Archivage: que racontent les «Uber Files» du fonctionnement de notre démocratie?

C’est un jour comme les autres dans un cabinet ministériel belge : la soixantaine de collaborateur·trices qui y travaille va produire et échanger un grand nombre de données et documents. Ces échanges se font tant entre collègues d’un même cabinet, qu’avec les autres cabinets mais aussi avec des interlocuteur·trices de la société civile, des administrations ou du monde des affaires. Il en faudra du temps pour que le ou la ministre mûrisse sa réflexion, tranche pour aboutir à un projet de loi/décret/ordonnance et engage par ses décisions la responsabilité du gouvernement devant le parlement. Pour atteindre cet objectif, les conseiller·es de cabinet vont écrire une longue série de notes préparatoires, comptes rendus d’inter-cabinets, briefings pour les chef·fes de cabinet et leur ministre, réponses aux interpellations et questions parlementaires, instructions à l’administration, communiqués de presse, réponses aux citoyens et à la société civile, études et analyses demandées à des bureaux de consultance sur un sujet précis, SMS et autres PV de réunions avec les acteurs de terrain concernés par les modifications législatives ou les décisions à prendre, etc.

Comment se matérialisent ces interactions ? Aujourd’hui, c’est évidemment la plupart du temps par voie électronique (courriels, visioconférences, échanges de dossiers numériques ou… SMS et messageries), à côté du traditionnel papier et des nombreuses réunions. La mise en œuvre du résultat des élections par nos élu·es se trouve ainsi consignée dans une multitude de documents stockés sur différents supports (disques durs, serveurs, messageries instantanées, clés USB, etc.). Au terme de la mandature, cela peut donc représenter plusieurs mètres linéaires de dossiers papiers et plusieurs terras de données électroniques.

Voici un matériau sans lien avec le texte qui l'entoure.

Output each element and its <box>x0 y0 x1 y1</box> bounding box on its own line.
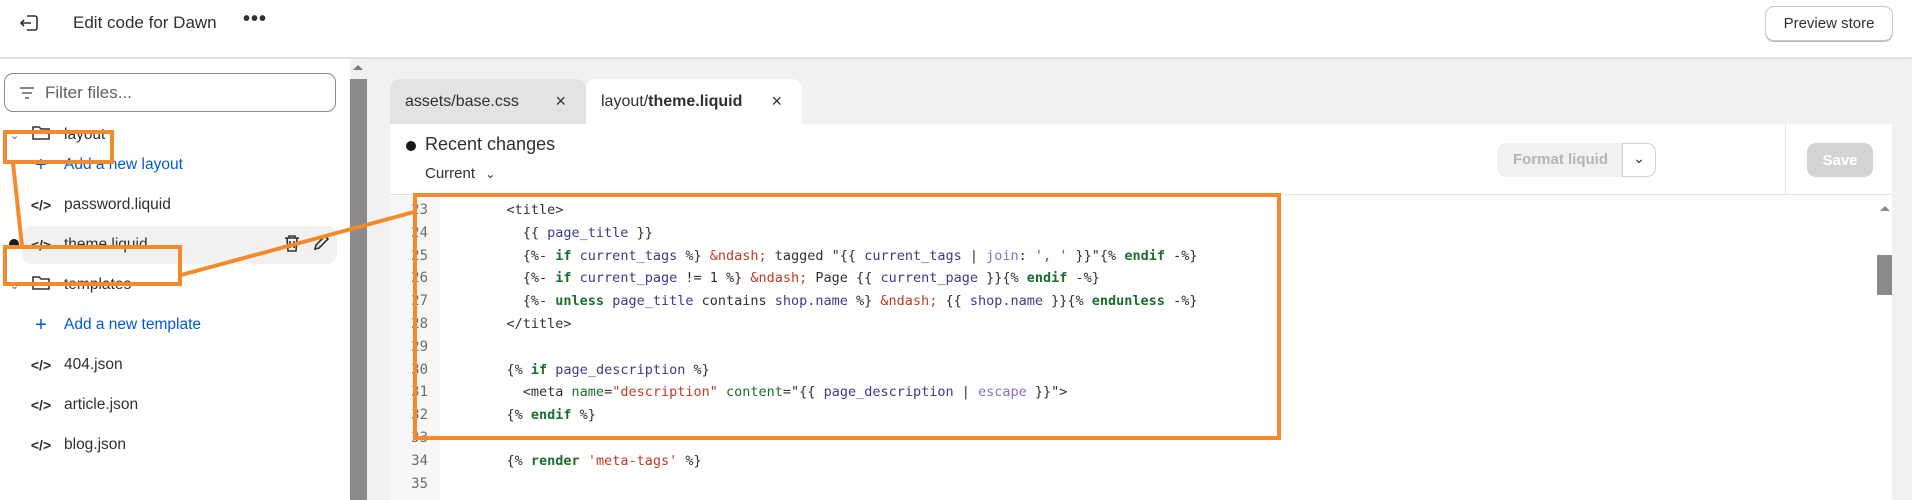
code-file-icon: </> <box>30 197 52 213</box>
sidebar-item-article-json[interactable]: </> article.json <box>0 390 138 420</box>
more-actions-icon[interactable]: ••• <box>243 8 267 31</box>
preview-store-button[interactable]: Preview store <box>1765 6 1893 41</box>
chevron-down-icon: ⌄ <box>1633 150 1645 166</box>
exit-icon[interactable] <box>18 12 40 34</box>
item-label: Add a new template <box>64 316 202 333</box>
scrollbar-thumb[interactable] <box>1877 255 1892 295</box>
tab-assets-base-css[interactable]: assets/base.css × <box>390 79 586 124</box>
scroll-up-icon[interactable] <box>1880 206 1890 211</box>
tab-label: assets/base.css <box>405 93 519 110</box>
line-number: 34 <box>411 452 428 469</box>
chevron-down-icon: ⌄ <box>485 167 496 181</box>
format-liquid-button[interactable]: Format liquid <box>1497 143 1622 177</box>
code-line[interactable]: 35 <box>390 473 1197 496</box>
editor-toolbar: Recent changes Current ⌄ Format liquid ⌄… <box>390 124 1892 195</box>
annotation-box-code <box>413 193 1281 440</box>
scroll-up-icon[interactable] <box>353 65 363 70</box>
plus-icon: + <box>35 313 47 336</box>
editor-scrollbar[interactable] <box>1877 196 1892 500</box>
unsaved-dot-icon <box>406 141 416 151</box>
version-label: Current <box>425 165 476 182</box>
save-button[interactable]: Save <box>1807 143 1873 177</box>
annotation-box-theme-liquid <box>3 245 182 286</box>
top-bar: Edit code for Dawn ••• Preview store <box>0 0 1912 58</box>
item-label: article.json <box>64 396 139 413</box>
filter-placeholder: Filter files... <box>45 83 132 102</box>
sidebar-item-404-json[interactable]: </> 404.json <box>0 350 123 380</box>
rename-pencil-icon[interactable] <box>312 234 330 257</box>
code-file-icon: </> <box>30 397 52 413</box>
code-token: %} <box>677 452 702 469</box>
annotation-box-layout <box>3 130 114 164</box>
tab-label: layout/ <box>601 93 649 110</box>
code-token: 'meta-tags' <box>587 452 678 469</box>
code-line[interactable]: 34 {% render 'meta-tags' %} <box>390 450 1197 473</box>
code-file-icon: </> <box>30 357 52 373</box>
sidebar-item-password-liquid[interactable]: </> password.liquid <box>0 190 171 220</box>
format-dropdown-button[interactable]: ⌄ <box>1622 143 1656 177</box>
sidebar-item-add-a-new-template[interactable]: + Add a new template <box>0 310 201 340</box>
filter-files-input[interactable]: Filter files... <box>4 73 336 112</box>
tab-layout-theme-liquid[interactable]: layout/theme.liquid × <box>586 79 802 124</box>
close-icon[interactable]: × <box>771 91 782 112</box>
tab-label-bold: theme.liquid <box>648 93 743 110</box>
code-token: render <box>530 452 580 469</box>
scrollbar-thumb[interactable] <box>350 79 367 500</box>
code-token: {% <box>474 452 531 469</box>
recent-changes-title: Recent changes <box>425 134 556 154</box>
version-select[interactable]: Current ⌄ <box>425 165 495 182</box>
close-icon[interactable]: × <box>555 91 566 112</box>
code-file-icon: </> <box>30 437 52 453</box>
item-label: password.liquid <box>64 196 171 213</box>
item-label: 404.json <box>64 356 123 373</box>
item-label: blog.json <box>64 436 127 453</box>
filter-icon <box>20 87 34 99</box>
divider <box>1785 124 1786 195</box>
line-number: 35 <box>411 475 428 492</box>
sidebar-item-blog-json[interactable]: </> blog.json <box>0 430 126 460</box>
delete-icon[interactable] <box>284 234 300 257</box>
sidebar-scrollbar[interactable] <box>350 59 368 500</box>
page-title: Edit code for Dawn <box>73 13 217 32</box>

Tout un chacun·e perçoit l’importance de conserver les traces de ces échanges et rédactions pour comprendre l’évolution d’un dossier qui aboutit finalement à une décision politique qui impactera le quotidien de chaque citoyen·ne ou des secteurs économiques et sociaux d’une région. L’action de chaque entité (fédérale ou fédérée) et de ses gouvernements doit pouvoir être analysée a posteriori dans sa globalité. Or, en Belgique, ni la loi fédérale de 1955 relative aux archives publiques, ni les dispositions législatives et réglementaires régionales et communautaires en la matière, ne prévoient d’obligation pour les cabinets ministériels de conserver l’intégralité de ces documents. Pas plus qu’elles ne leur imposent de les verser dans un service d’archives public ou un centre d’archives privées agréé.